Taxicabs not displaying proper stickers

Sticky situation for taxi drivers in Bradford

Authorities in Bradford have come down hard on taxis who aren’t displaying compulsory door stickers, with eight minicabs being forced off the road for their failure to comply.

The new rules, which stipulate that private hire taxis must display a sticker on their doors with the name of the taxi company on it and stated that they can only be pre-booked, were agreed just under a year ago.

Taxi firms were given until the end of 2012 to adopt the new measures, but Bradford Council extended that deadline until the end of January this year to give operators time to fit the new permanent stickers.

The new guidelines were a bid by the Council to make it clear to the public which company they are using and also that those private hire taxis which have ‘Pre booked only’ on them are not permitted to be flagged down.

However, the plans have met with stiff opposition with many taxi drivers in the city with over 350 signing a petition against the new rules.

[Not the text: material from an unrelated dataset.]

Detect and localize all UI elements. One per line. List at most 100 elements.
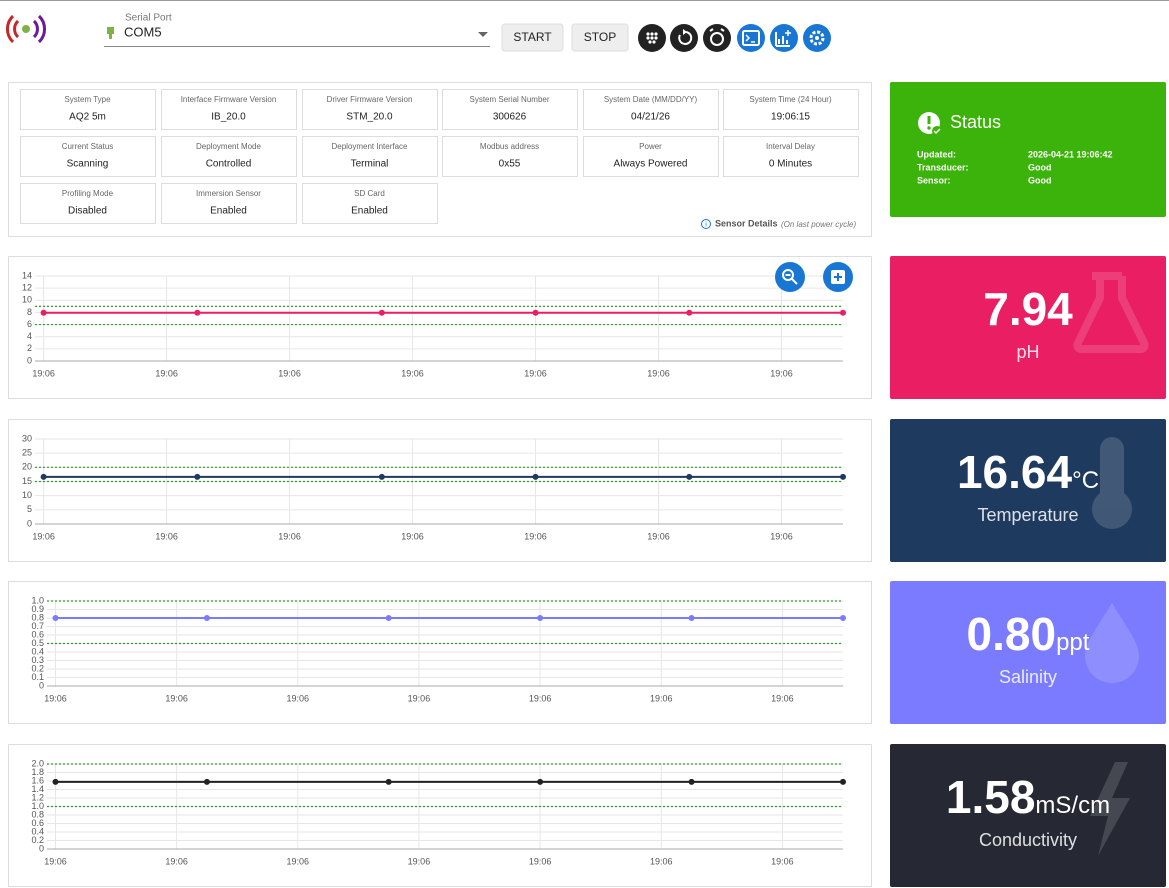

They claim that the permanent decals will damage the paintwork on their minicabs and fitting them will impose more costs on them when margins are already squeezed. The drivers also argue that the rules won’t actually do much to solve the problem of flagging down private hire taxis.

To comply with the new rules, private hire taxis must:

* Have decals displayed on the side of their vehicle which must not exceed A3 size or be smaller than A5. They must be attached to each front door or each rear door.

* The decals must display the name of the operator of the private hire vehicle and contain the words ‘Private hire’ and ‘Pre-booking only’.

* All stickers and decals comply the advertising policy of the Council and get approval from the Council’s hackney carriage and private hire service.

Bradford Council’s fleet and licensing manager, Carol Stos, points out that the similar rules are enforce in other local authorities in the region. She also argues that the stickers the vehicles are forced to display are actually cheaper than magnetic alternatives.

Magnetics ones, she says, are more like to fall off, be stolen or simply left behind. With permanent stickers, there’s less chance of this and, of course, drivers are less likely to fall foul of the new rules and risk being taken off the road.

“The petition has caused confusion amongst the private hire trade through promulgation of factually incorrect information,” she said.

“In the interest of fairness, the licensing department therefore decided that as long as an approved door sticker was displayed, permanent or magnet, then enforcement action would not be taken until the petition was resolved at committee.